GBDT vs RF vs deep NN on tabular

	GBDT	Random Forest	Deep NN
Training time on tabular	Fast	Comparable	Slow, GPU-hungry
Hyperparameter sensitivity	High — coupled knobs, needs early stopping	Low — near-out-of-the-box	High — arch, lr schedule, batch, init
Default tabular accuracy	State of the art	A few points behind GBDT	Usually behind GBDT on heterogeneous data
Ceiling	The benchmark winner	Plateaus	Matches GBDT on huge homogeneous data; rarely surpasses on small/medium
Calibration	GBDT log-loss outputs are moderately calibrated — better than hinge-loss models, worse than well-fitted logistic regression — and benefit from Platt or isotonic for production use.	Reasonable; can be over-confident	Poor by default; needs temperature scaling
Categoricals	CatBoost native; XGB/LGBM need encoding	Encoded inputs	Embeddings — first-class
Monotonicity constraints	Built-in per feature	Hard to enforce	Penalty-based or architectural — fiddly
Wide sparse data (text TF-IDF)	Weak — single-column axis-aligned splits on millions of rare TF-IDF features rarely beat linear or embedding models.	Weak for the same reason	Strong with embeddings/attention
Interpretability	SHAP, feature importance	Feature importance, proximity	Post-hoc only

When NOT to reach for GBDT

Three regimes: (1) high-cardinality unstructured inputs (text, images, audio) where embeddings dominate; (2) calibration matters more than ranking and the dataset is small enough that logistic regression with hand-crafted features is interpretable and calibrated by default; (3) deployment can't pay GBDT's per-prediction tree-traversal cost (extreme low-latency edge inference where a tiny linear/MLP wins on cache footprint). Otherwise: start with GBDT.
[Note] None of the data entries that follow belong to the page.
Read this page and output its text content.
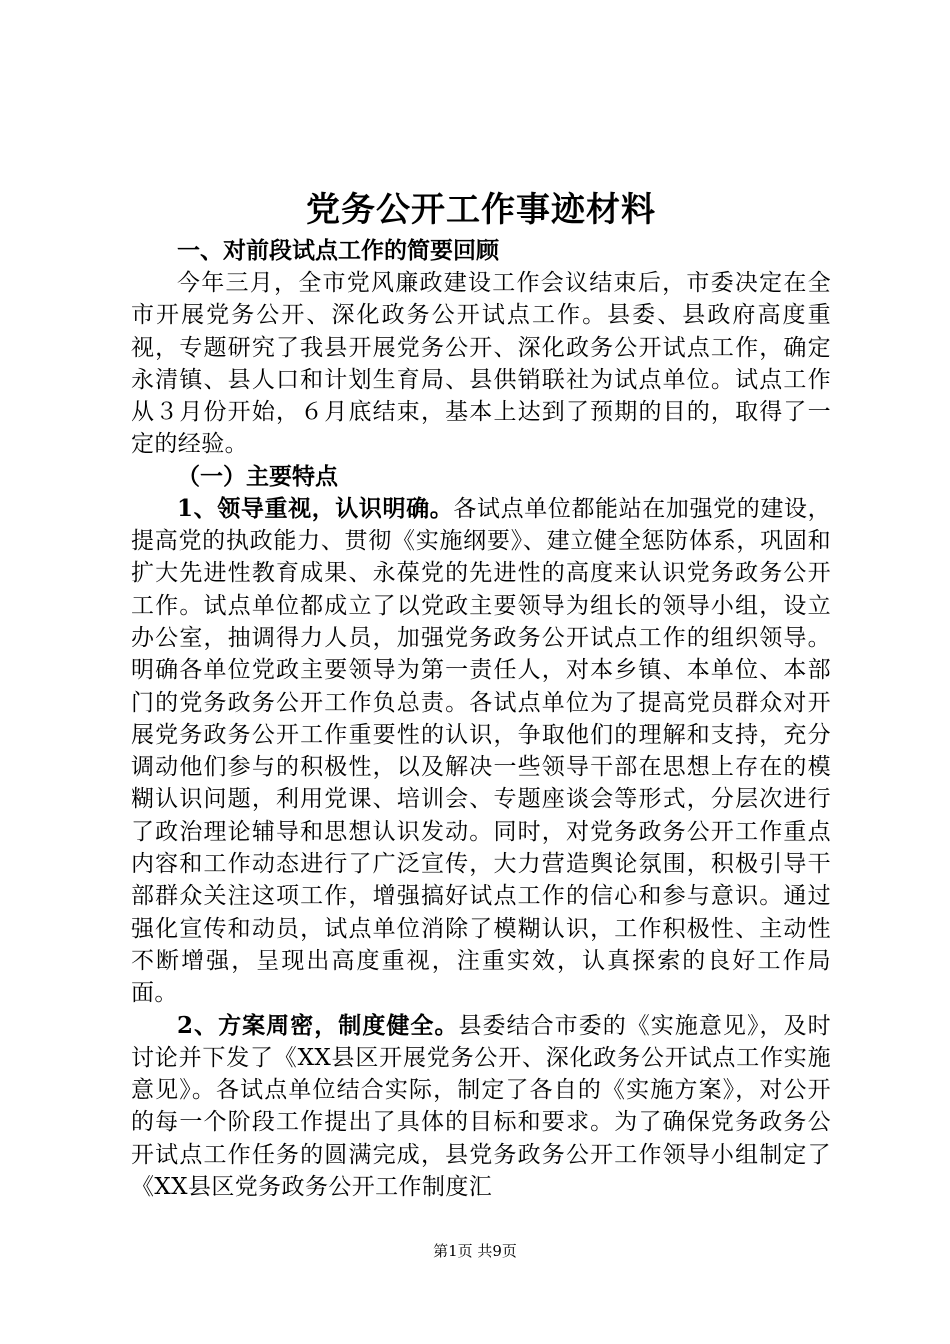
党务公开工作事迹材料

一、对前段试点工作的简要回顾

今年三月，全市党风廉政建设工作会议结束后，市委决定在全市开展党务公开、深化政务公开试点工作。县委、县政府高度重视，专题研究了我县开展党务公开、深化政务公开试点工作，确定永清镇、县人口和计划生育局、县供销联社为试点单位。试点工作从３月份开始，６月底结束，基本上达到了预期的目的，取得了一定的经验。

（一）主要特点

1、领导重视，认识明确。各试点单位都能站在加强党的建设，提高党的执政能力、贯彻《实施纲要》、建立健全惩防体系，巩固和扩大先进性教育成果、永葆党的先进性的高度来认识党务政务公开工作。试点单位都成立了以党政主要领导为组长的领导小组，设立办公室，抽调得力人员，加强党务政务公开试点工作的组织领导。明确各单位党政主要领导为第一责任人，对本乡镇、本单位、本部门的党务政务公开工作负总责。各试点单位为了提高党员群众对开展党务政务公开工作重要性的认识，争取他们的理解和支持，充分调动他们参与的积极性，以及解决一些领导干部在思想上存在的模糊认识问题，利用党课、培训会、专题座谈会等形式，分层次进行了政治理论辅导和思想认识发动。同时，对党务政务公开工作重点内容和工作动态进行了广泛宣传，大力营造舆论氛围，积极引导干部群众关注这项工作，增强搞好试点工作的信心和参与意识。通过强化宣传和动员，试点单位消除了模糊认识，工作积极性、主动性不断增强，呈现出高度重视，注重实效，认真探索的良好工作局面。

2、方案周密，制度健全。县委结合市委的《实施意见》，及时讨论并下发了《XX县区开展党务公开、深化政务公开试点工作实施意见》。各试点单位结合实际，制定了各自的《实施方案》，对公开的每一个阶段工作提出了具体的目标和要求。为了确保党务政务公开试点工作任务的圆满完成，县党务政务公开工作领导小组制定了《XX县区党务政务公开工作制度汇

第1页 共9页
The bias-variance picture, restated for GBDT

Each new tree fits the leftover gradient → bias falls. Learning rate, tree depth, and number of trees are coupled variance knobs:

validation loss ▲ │ ╲ ╱ │ ╲ high η, deep trees ╱ │ ╲ variance climbs fast ╱ │ ╲ ╱ │ ╲________________________________ ╱ ← early-stop here │ ╲ low η, shallow trees ╱ │ ╲ variance climbs slow ╱ │ ╲___________________________ ╱ │ (training loss keeps dropping no matter what) │ ──────────────────────────────────────────────► │ few trees T* many trees

Two configurations can hit the same minimum validation loss with very different (T, η, depth) triples. Smaller η and shallower trees needs more T but is more robust to validation noise — usually preferred. This is why "small η, many trees, early stop" is the production default.

Interview prompts you should be ready for

"Derive XGBoost's optimal leaf value w* = −G/(H + λ) from the second-order objective." (Second-order Taylor expansion, group by leaf, differentiate the per-leaf quadratic, set to zero. The split-gain formula falls out by substitution.)
"Why does GBDT use shallow trees while RF uses deep ones?" (Different ensembling strategy. RF averages strong, decorrelated learners — deep trees give low bias, averaging kills variance. GBDT stacks weak learners to drive bias down sequentially — shallow trees keep each step's variance small. Deep trees in boosting overfit fast.)
"Your GBDT overfits at 500 trees. List five things you'd try." (Lower η, shorter trees, more row/column subsampling, raise λ and min_child_weight, tighter early stopping. Bonus: check for target leakage — apparent overfit can be a leak.)
"What's the actual algorithmic difference between LightGBM and XGBoost?" (Two: leaf-wise vs level-wise growth, and LightGBM's earlier-adopted histogram split finder. Plus GOSS and EFB. XGBoost has histogram mode now; the core algorithm is the same Friedman gradient boosting.)
"Boosting reduces bias. So why can it still overfit?" (Bias and variance are independent terms. Bias → 0 doesn't bound variance — and variance climbs with iterations because each tree is a real fit to a noisy signal. Hence early stopping, shrinkage, subsampling.)
"When would you pick logistic regression over GBDT?" (Calibration matters and the dataset is small/medium; relationship is plausibly linear; coefficient-level interpretability required for audit/regulation; ultra-low-latency serving; you need a model the next person can update without retraining pipelines.)

Takeaway

GBDT is gradient descent in function space, with shallow regression trees as the projection step. Each tree fits the negative gradient of the loss at the current prediction, scaled by a learning rate. Bias falls; variance is the engineering problem. XGBoost adds second-order Taylor (closed-form leaf values and split gain), LightGBM adds histogram + leaf-wise growth (speed), CatBoost adds ordered target encoding (leak-free categoricals). For "what would you start with on this tabular problem?" the answer is GBDT — and you should be able to draw the residual loop, write the second-order objective, name the regularization knobs, and pick the right library.